I have been learning about spanning tree protocol (STP/RSTP/MSTP) and was wondering, once I turn it on and it's protecting against for example network loops, how do I know there is a network loop?

I suppose in most cases it would be obvious, because the room the loop is in would be down, but what if there is no complaint?

It seems like I would still want a way to know, that there is a network issue such as this. Maybe the device sending some kind of alert, or maybe someone has to check a log or something else occasionally?


Solution 1:

You watch your switch logs for spanning tree events, or configure your switches to send SNMP traps when STP shuts down a port.

Solution 2:

Testing. If you want to know that something is working, you test it.

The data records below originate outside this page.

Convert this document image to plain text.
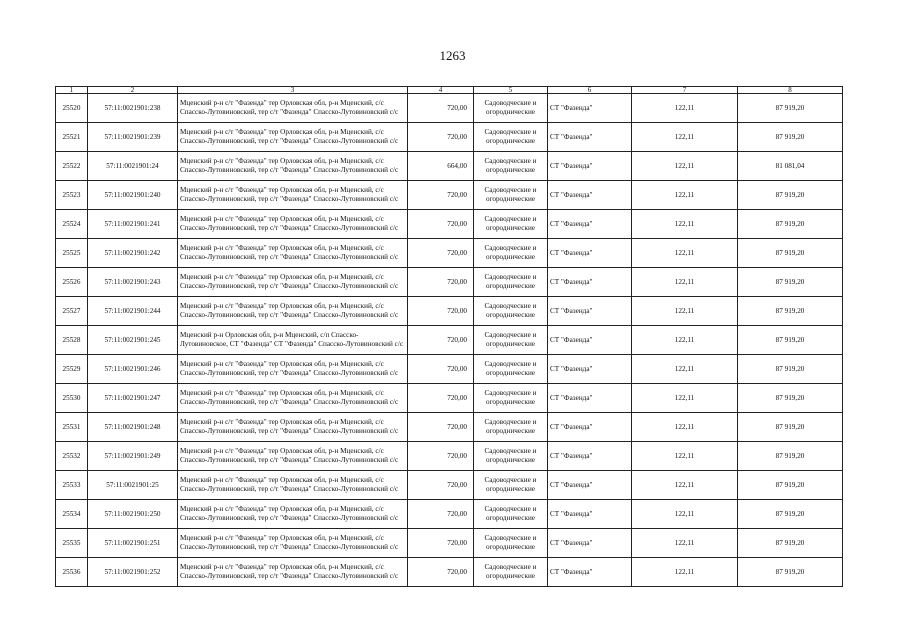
1263
1	2	3	4	5	6	7	8
25520	57:11:0021901:238	Мценский р-н с/т "Фазенда" тер Орловская обл, р-н Мценский, с/с Спасско-Лутовиновский, тер с/т "Фазенда" Спасско-Лутовиновский с/с	720,00	Садоводческие и огороднические	СТ "Фазенда"	122,11	87 919,20
25521	57:11:0021901:239	Мценский р-н с/т "Фазенда" тер Орловская обл, р-н Мценский, с/с Спасско-Лутовиновский, тер с/т "Фазенда" Спасско-Лутовиновский с/с	720,00	Садоводческие и огороднические	СТ "Фазенда"	122,11	87 919,20
25522	57:11:0021901:24	Мценский р-н с/т "Фазенда" тер Орловская обл, р-н Мценский, с/с Спасско-Лутовиновский, тер с/т "Фазенда" Спасско-Лутовиновский с/с	664,00	Садоводческие и огороднические	СТ "Фазенда"	122,11	81 081,04
25523	57:11:0021901:240	Мценский р-н с/т "Фазенда" тер Орловская обл, р-н Мценский, с/с Спасско-Лутовиновский, тер с/т "Фазенда" Спасско-Лутовиновский с/с	720,00	Садоводческие и огороднические	СТ "Фазенда"	122,11	87 919,20
25524	57:11:0021901:241	Мценский р-н с/т "Фазенда" тер Орловская обл, р-н Мценский, с/с Спасско-Лутовиновский, тер с/т "Фазенда" Спасско-Лутовиновский с/с	720,00	Садоводческие и огороднические	СТ "Фазенда"	122,11	87 919,20
25525	57:11:0021901:242	Мценский р-н с/т "Фазенда" тер Орловская обл, р-н Мценский, с/с Спасско-Лутовиновский, тер с/т "Фазенда" Спасско-Лутовиновский с/с	720,00	Садоводческие и огороднические	СТ "Фазенда"	122,11	87 919,20
25526	57:11:0021901:243	Мценский р-н с/т "Фазенда" тер Орловская обл, р-н Мценский, с/с Спасско-Лутовиновский, тер с/т "Фазенда" Спасско-Лутовиновский с/с	720,00	Садоводческие и огороднические	СТ "Фазенда"	122,11	87 919,20
25527	57:11:0021901:244	Мценский р-н с/т "Фазенда" тер Орловская обл, р-н Мценский, с/с Спасско-Лутовиновский, тер с/т "Фазенда" Спасско-Лутовиновский с/с	720,00	Садоводческие и огороднические	СТ "Фазенда"	122,11	87 919,20
25528	57:11:0021901:245	Мценский р-н Орловская обл, р-н Мценский, с/п Спасско-Лутовиновское, СТ "Фазенда" СТ "Фазенда" Спасско-Лутовиновский с/с	720,00	Садоводческие и огороднические	СТ "Фазенда"	122,11	87 919,20
25529	57:11:0021901:246	Мценский р-н с/т "Фазенда" тер Орловская обл, р-н Мценский, с/с Спасско-Лутовиновский, тер с/т "Фазенда" Спасско-Лутовиновский с/с	720,00	Садоводческие и огороднические	СТ "Фазенда"	122,11	87 919,20
25530	57:11:0021901:247	Мценский р-н с/т "Фазенда" тер Орловская обл, р-н Мценский, с/с Спасско-Лутовиновский, тер с/т "Фазенда" Спасско-Лутовиновский с/с	720,00	Садоводческие и огороднические	СТ "Фазенда"	122,11	87 919,20
25531	57:11:0021901:248	Мценский р-н с/т "Фазенда" тер Орловская обл, р-н Мценский, с/с Спасско-Лутовиновский, тер с/т "Фазенда" Спасско-Лутовиновский с/с	720,00	Садоводческие и огороднические	СТ "Фазенда"	122,11	87 919,20
25532	57:11:0021901:249	Мценский р-н с/т "Фазенда" тер Орловская обл, р-н Мценский, с/с Спасско-Лутовиновский, тер с/т "Фазенда" Спасско-Лутовиновский с/с	720,00	Садоводческие и огороднические	СТ "Фазенда"	122,11	87 919,20
25533	57:11:0021901:25	Мценский р-н с/т "Фазенда" тер Орловская обл, р-н Мценский, с/с Спасско-Лутовиновский, тер с/т "Фазенда" Спасско-Лутовиновский с/с	720,00	Садоводческие и огороднические	СТ "Фазенда"	122,11	87 919,20
25534	57:11:0021901:250	Мценский р-н с/т "Фазенда" тер Орловская обл, р-н Мценский, с/с Спасско-Лутовиновский, тер с/т "Фазенда" Спасско-Лутовиновский с/с	720,00	Садоводческие и огороднические	СТ "Фазенда"	122,11	87 919,20
25535	57:11:0021901:251	Мценский р-н с/т "Фазенда" тер Орловская обл, р-н Мценский, с/с Спасско-Лутовиновский, тер с/т "Фазенда" Спасско-Лутовиновский с/с	720,00	Садоводческие и огороднические	СТ "Фазенда"	122,11	87 919,20
25536	57:11:0021901:252	Мценский р-н с/т "Фазенда" тер Орловская обл, р-н Мценский, с/с Спасско-Лутовиновский, тер с/т "Фазенда" Спасско-Лутовиновский с/с	720,00	Садоводческие и огороднические	СТ "Фазенда"	122,11	87 919,20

Once you've enabled STP, schedule network maintenance and plug a cable in a loop. If the network is still working then the loop was detected by STP. If your network goes down then STP isn't working.

Solution 3:

Spanning tree does not think a loop is an "error". They are part of the protocol and it will find the ports that cause loops, and then disable forwarding on them. I think you're trying to use a protocol to find out if a certain condition exists, but that's not really its primary purpose. A "well-designed" network may very well have loops normally (for redundancy). In addition to turning on logging event spanning-tree status (or the equivalent on your platform), think outside the box. A loop in your network (if not disabled by spanning tree) will cause large traffic levels in a broadcast storm. So graph those levels and in your monitoring platform if you see a sharp rise in traffic you've probably got a loop.

Solution 4:

Here are some extra things to consider in your STP/RSTP/MSTP implementation along with your testing:

  1. Set your switch priorities to ensure that a predetermined switch is elected as the root and a secondary is designated to take over as root if the primary fails. This is the most common mistake i see in spanning tree implementations.
  2. Any port where you have a permanently-connected device (e.g. a server, printer, NAS) should be put in port fast mode (Cisco terminology; in HP ProCurve it's called edge port) to ensure they don't have a long wait time for STP convergence when they boot up.
  3. Any port where you connect to an edge device (including PCs, printers, servers, etc.) should have root guard enabled. This prevents people from connecting a misconfigured or unauthorised switch and causing reconvergence unexpectedly.
  4. Any port which is not a switch-to-switch link in your control (including PCs, printers, service provider routers) should have BPDU guard enabled, preferably set to disable the port when an STP BPDU is received. This way you find out immediately when people start doing the wrong things on your edge ports.